One of the most profound outcomes of the 1776 Declaration of Independence was the eventual protection of freedom of speech institutionalized in the 1789 Constitution. Speaking out against the King was considered treason punished by prison or hanging. In spite of that, our founding fathers took the risk, even signing their “John Hancock’s” to the Declaration. Later the Constitution’s First Amendment made sure that “Congress shall pass no law ….abridging the freedom of speech.”
My husband, a refugee from Communism, who often speaks his mind, complained that he was not free to say everything he thought because someone might take offense. I even heard a politician on TV be angry at his ability to do likewise. “Whatever happened to freedom of speech?” he groused.
Do not confuse being politically correct with your First Amendment rights granted by the Constitution.

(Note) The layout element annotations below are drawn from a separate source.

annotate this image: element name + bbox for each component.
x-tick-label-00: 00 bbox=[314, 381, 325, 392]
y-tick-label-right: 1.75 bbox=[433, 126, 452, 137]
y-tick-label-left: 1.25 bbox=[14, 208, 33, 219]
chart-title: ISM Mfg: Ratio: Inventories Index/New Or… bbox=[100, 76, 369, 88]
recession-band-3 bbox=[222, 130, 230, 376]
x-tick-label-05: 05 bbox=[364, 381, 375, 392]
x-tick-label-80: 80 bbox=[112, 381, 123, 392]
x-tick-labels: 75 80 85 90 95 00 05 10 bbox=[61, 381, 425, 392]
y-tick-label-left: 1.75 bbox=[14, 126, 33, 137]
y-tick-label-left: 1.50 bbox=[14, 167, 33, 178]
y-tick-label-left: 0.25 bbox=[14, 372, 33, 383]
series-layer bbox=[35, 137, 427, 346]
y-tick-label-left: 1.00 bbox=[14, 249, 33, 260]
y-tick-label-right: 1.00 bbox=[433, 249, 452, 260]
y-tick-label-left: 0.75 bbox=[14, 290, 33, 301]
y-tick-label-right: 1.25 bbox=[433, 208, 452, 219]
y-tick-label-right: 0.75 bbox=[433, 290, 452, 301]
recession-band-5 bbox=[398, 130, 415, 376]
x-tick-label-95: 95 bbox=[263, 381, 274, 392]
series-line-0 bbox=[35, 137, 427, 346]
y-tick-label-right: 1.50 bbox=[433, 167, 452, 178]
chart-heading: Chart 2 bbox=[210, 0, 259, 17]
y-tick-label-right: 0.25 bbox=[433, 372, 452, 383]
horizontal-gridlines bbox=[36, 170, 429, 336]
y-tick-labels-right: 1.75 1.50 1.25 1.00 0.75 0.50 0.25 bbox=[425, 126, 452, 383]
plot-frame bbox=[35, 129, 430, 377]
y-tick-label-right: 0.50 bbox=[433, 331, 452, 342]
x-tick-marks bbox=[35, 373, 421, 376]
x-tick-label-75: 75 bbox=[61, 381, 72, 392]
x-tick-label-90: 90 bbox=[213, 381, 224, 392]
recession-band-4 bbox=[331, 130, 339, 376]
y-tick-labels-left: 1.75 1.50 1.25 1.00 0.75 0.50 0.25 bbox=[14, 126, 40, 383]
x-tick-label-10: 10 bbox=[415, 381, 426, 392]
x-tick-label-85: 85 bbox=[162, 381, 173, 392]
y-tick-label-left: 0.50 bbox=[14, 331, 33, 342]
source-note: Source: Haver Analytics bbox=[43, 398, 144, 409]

The operative words are ”Congress shall pass no law…”. That phrase protects your rights to be even politically incorrect. It does not mean that your friends, relatives, co-workers, or potential political supporters have to like what you say, or cannot argue against you, or cannot vote against you and for the other guy if you are a candidate. It just means that there will be no laws passed that will restrict you from expressing your opinions.
That concept of freedom to speak has been both limited and expanded since 1789 and the arbiter is the U.S. Supreme Court. Campaign contributions are considered free speech, even if made by a corporation per a recent decision, and now the Supreme Court has agreed to rule on whether threats made on Facebook to kill a spouse is protected by the Constitution. Usually libelous claims about an individual or a celebrity by a newspaper has not been Constitutionally protected, but the wrong can still be addressed by a lawsuit in civil court. Antiabortion demonstrators standing on public sidewalks are protected and not restricted by a buffer zone (per a Supreme Court ruling last month).
The Supreme Court has been asked time and time again where limits should be set. After all, some speech may hurt others, and the Supreme Court has most famously drawn the line with a 1919 decision written of Oliver Wendell Holmes: “The most stringent protection of free speech would not protect a man in falsely shouting fire in a theatre and causing a panic … . The question in every case is whether the words used are used in such circumstances and are of such a nature as to create a clear and present danger.”
New internet tools are being used to slander, threaten, and cyberbully. This will keep the Supreme Court for years to come deciding whether examples of such kind of speech cross Constitutionally protected lines.